DER RAT DER EUROPÄISCHEN UNION —

gestützt auf den Vertrag über die Arbeitsweise der Europäischen Union, insbesondere auf Artikel 122 Absatz 1,

auf Vorschlag der Europäischen Kommission,

in Erwägung nachstehender Gründe:

(1)
Die COVID-19-Krise, die am 11. März 2020 von der Weltgesundheitsorganisation (WHO) zu einer Pandemie erklärt wurde, hat die Gesellschaft und die Wirtschaft der Union in dramatischer Weise getroffen, sodass sich die Mitgliedstaaten gezwungen sahen, eine Reihe außergewöhnlicher Maßnahmen zu ergreifen.
(2)
Neben den wirtschaftlichen und sozialen Auswirkungen der Pandemie sind die Gesundheitssysteme der Mitgliedstaaten durch die Krise stark belastet. Die Mitgliedstaaten sind mit steigender Nachfrage konfrontiert, insbesondere nach medizinischer Ausrüstung und Versorgung, grundlegenden öffentlichen Dienstleistungen und Produktionskapazitäten für diese Materialien.
(3)
Es bedarf rascher und diversifizierter Maßnahmen, damit die Union als Ganzes die Krise unter den durch die schnelle Ausbreitung des Virus bedingten Zwängen im Geiste der Solidarität angehen kann. Solche Maßnahmen sollten insbesondere darauf abzielen, Leben zu erhalten, menschliches Leid zu vermeiden und zu lindern und die Menschenwürde zu wahren, wo immer dies infolge der derzeitigen COVID-19-Krise erforderlich ist.
(4)
Art und Folgen des COVID-19-Ausbruchs sind schwerwiegend und länderübergreifend und erfordern daher eine umfassende Reaktion. Die im Rahmen des mit dem Beschluss Nr. 1313/2013/EU des Europäischen Parlaments und des Rates(1) eingeführten Katastrophenschutzverfahrens der Union ( „rescEU” ) und anderer bestehender Instrumente der Union vorgesehenen Maßnahmen sind von begrenztem Umfang und ermöglichen daher keine ausreichende Reaktion und kein wirksames Angehen der weitreichenden Folgen der COVID-19-Krise in der Union.
(5)
Daher ist es notwendig, die Soforthilfe gemäß der Verordnung (EU) 2016/369 des Rates(2) zu aktivieren.
(6)
Um das Maß an Flexibilität zu gewährleisten, das erforderlich ist, um eine längere koordinierte Reaktion unter unvorhergesehenen Umständen sicherzustellen, wie dies bei der COVID-19-Krise der Fall ist, zum Beispiel Bereitstellung von medizinischen Hilfsgütern und Medikamenten, Wiederherstellungsmaßnahmen und einschlägiger medizinischer Forschung, ist, abweichend von Artikel 114 Absatz 2 Unterabsatz 1 der Verordnung (EU, Euratom) 2018/1046 des Europäischen Parlaments und des Rates(3), dafür zu sorgen, dass die während des Aktivierungszeitraums eingegangenen Mittelbindungen während des gesamten Aktivierungszeitraums für das Eingehen rechtlicher Verpflichtungen verwendet werden können.
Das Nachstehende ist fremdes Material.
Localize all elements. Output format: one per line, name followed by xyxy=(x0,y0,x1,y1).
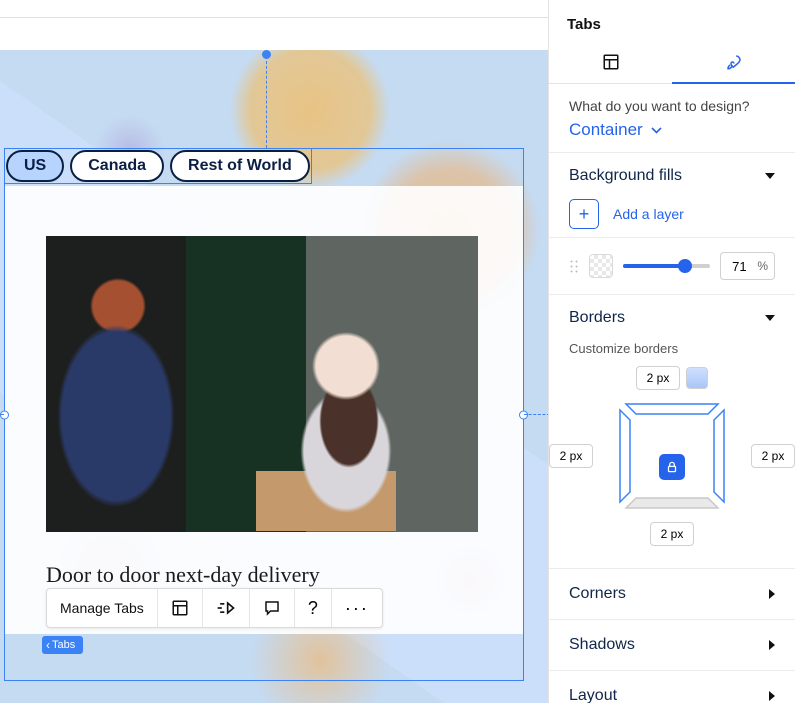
element-tag-label: Tabs xyxy=(52,639,75,651)
chevron-down-icon xyxy=(651,127,662,134)
corners-title: Corners xyxy=(569,585,626,603)
selection-guide-right xyxy=(524,414,550,415)
lock-icon xyxy=(665,460,679,474)
design-question-label: What do you want to design? xyxy=(569,98,775,114)
border-bottom-input[interactable] xyxy=(650,522,694,546)
top-ruler xyxy=(0,0,548,18)
comment-icon[interactable] xyxy=(250,589,295,627)
caret-right-icon xyxy=(769,589,775,599)
help-icon[interactable]: ? xyxy=(295,589,332,627)
design-panel: Tabs What do you want to design? Contain… xyxy=(548,0,795,703)
background-fills-title: Background fills xyxy=(569,167,682,185)
caret-right-icon xyxy=(769,691,775,701)
add-layer-button[interactable]: + xyxy=(569,199,599,229)
manage-tabs-button[interactable]: Manage Tabs xyxy=(47,589,158,627)
caret-down-icon xyxy=(765,315,775,321)
borders-header[interactable]: Borders xyxy=(549,295,795,341)
animation-icon[interactable] xyxy=(203,589,250,627)
borders-body: Customize borders xyxy=(549,341,795,568)
opacity-row: % xyxy=(549,238,795,294)
shadows-title: Shadows xyxy=(569,636,635,654)
border-right-input[interactable] xyxy=(751,444,795,468)
add-layer-link[interactable]: Add a layer xyxy=(613,206,684,222)
brush-tab-icon xyxy=(725,53,743,71)
drag-handle-icon[interactable] xyxy=(569,259,579,273)
opacity-unit: % xyxy=(757,259,774,273)
background-fills-header[interactable]: Background fills xyxy=(549,153,795,199)
border-lock-toggle[interactable] xyxy=(659,454,685,480)
border-left-input[interactable] xyxy=(549,444,593,468)
layout-icon[interactable] xyxy=(158,589,203,627)
design-target-dropdown[interactable]: Container xyxy=(569,120,775,140)
canvas-area: US Canada Rest of World Door to door nex… xyxy=(0,0,548,703)
shadows-header[interactable]: Shadows xyxy=(549,619,795,670)
panel-title: Tabs xyxy=(549,0,795,33)
borders-title: Borders xyxy=(569,309,625,327)
opacity-input[interactable] xyxy=(721,253,757,279)
design-target-value: Container xyxy=(569,120,643,140)
caret-right-icon xyxy=(769,640,775,650)
panel-tab-design[interactable] xyxy=(672,43,795,83)
corners-header[interactable]: Corners xyxy=(549,568,795,619)
border-top-color[interactable] xyxy=(686,367,708,389)
floating-toolbar: Manage Tabs ? ··· xyxy=(46,588,383,628)
layout-header[interactable]: Layout xyxy=(549,670,795,703)
target-section: What do you want to design? Container xyxy=(549,84,795,152)
border-top-input[interactable] xyxy=(636,366,680,390)
panel-tabs xyxy=(549,43,795,84)
panel-tab-layout[interactable] xyxy=(549,43,672,83)
opacity-slider[interactable] xyxy=(623,264,710,268)
selection-guide-vertical xyxy=(266,56,267,148)
customize-borders-label: Customize borders xyxy=(569,341,775,356)
layout-title: Layout xyxy=(569,687,617,703)
selection-guide-left xyxy=(0,414,4,415)
caret-down-icon xyxy=(765,173,775,179)
fill-swatch[interactable] xyxy=(589,254,613,278)
element-tag-chip[interactable]: Tabs xyxy=(42,636,83,654)
more-icon[interactable]: ··· xyxy=(332,589,382,627)
layout-tab-icon xyxy=(602,53,620,71)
Dies gilt unbeschadet der Verpflichtung, auch die Kosten der enstprechenden rechtlichen Verpflichtungen, die nach dem Aktivierungszeitraum eingeganen werden, gemäß der n+1 Regel jenes Unterabsatzes zu decken. Die im Rahmen dieser rechtlichen Verpflichtungen angefallenen Kosten sollten für den gesamten Durchführungszeitraum förderfähig sein.
(7)
Um Gleichbehandlung und gleiche Voraussetzungen für die Mitgliedstaaten zu gewährleisten, ist es notwendig, die rückwirkende Förderfähigkeit von Kosten ab dem Zeitpunkt der Aktivierung der Soforthilfe zuzulassen, auch für bereits abgeschlossene Maßnahmen, sofern sie nach diesem Datum angelaufen sind.
(8)
Um den subsidiären Charakter der Soforthilfe im Rahmen der Verordnung (EU) 2016/369 zu wahren' sollte eine solche Unterstützung die Hilfe, die im Rahmen anderer Unionsinstrumente bereitgestellt wird, strikt ergänzen.
(9)
Im Zusammenhang mit der COVID-19-Krise hat sich gezeigt, dass der Anwendungsbereich der Verordnung (EU) 2016/369 ausgeweitet werden muss, um dringend benötigte Finanzmittel für medizinische Ausrüstung und Materialien wie Beatmungsgeräte und Schutzausrüstung, Chemikalien für Tests, Entwicklungskosten, Herstellung und Verteilung von Arzneimitteln sowie sonstige Güter und Materialien bereitzustellen. Es sollte auch möglich sein, Maßnahmen zur Unterstützung der notwendigen Schritte zur Erlangung der Zulassung für die Verwendung medizinischer Erzeugnisse zu finanzieren.
(10)
Um die akute Belastung der medizinischen Fachkräfte und der staatlichen Ressourcen aufgrund unzureichender Kapazitäten grundlegender öffentlicher Dienste zu verringern und die Funktionsfähigkeit des Gesundheitssystems zu erhalten, sollten eine vorübergehende Verstärkung und ein vorübergehender Austausch von medizinischen Fachkräften sowie die Behandlung von Patienten aus anderen Mitgliedstaaten finanziell oder organisatorisch unterstützt werden.
(11)
Finanzielle Unterstützung sollte auch Schulungen von Fachkräften im Gesundheits- und Logistikbereich im Hinblick auf die Bekämpfung von Produktfälschungen im Gesundheitswesen abdecken.
(12)
Angesichts der weitreichenden Folgen von COVID-19 ist ein rasches und umfassendes Engagement aller einschlägigen Partner erforderlich, einschließlich Behörden, öffentlicher und privater Anbieter von Primär- und Krankenhausversorgung und öffentlicher und privater Pflegeheime. Es sind Maßnahmen zur Entlastung der Gesundheitsinfrastruktur und zur Unterstützung von Risikogruppen erforderlich.
(13)
Um Versorgungsengpässe anzugehen, sollten Produktionskapazitäten für grundlegende medizinische Erzeugnisse wie Medikamente, Diagnosetests, Laborvorräte und Schutzausrüstung gefördert und Mittel bereitgestellt werden, um einen Bestand an diesen Erzeugnissen aufrechtzuerhalten.
(14)
Zusätzliche oder alternative Testverfahren zur Erhöhung der Kapazität und einschlägige medizinische Forschung sollten finanziell und/oder organisatorisch unterstützt werden.
(15)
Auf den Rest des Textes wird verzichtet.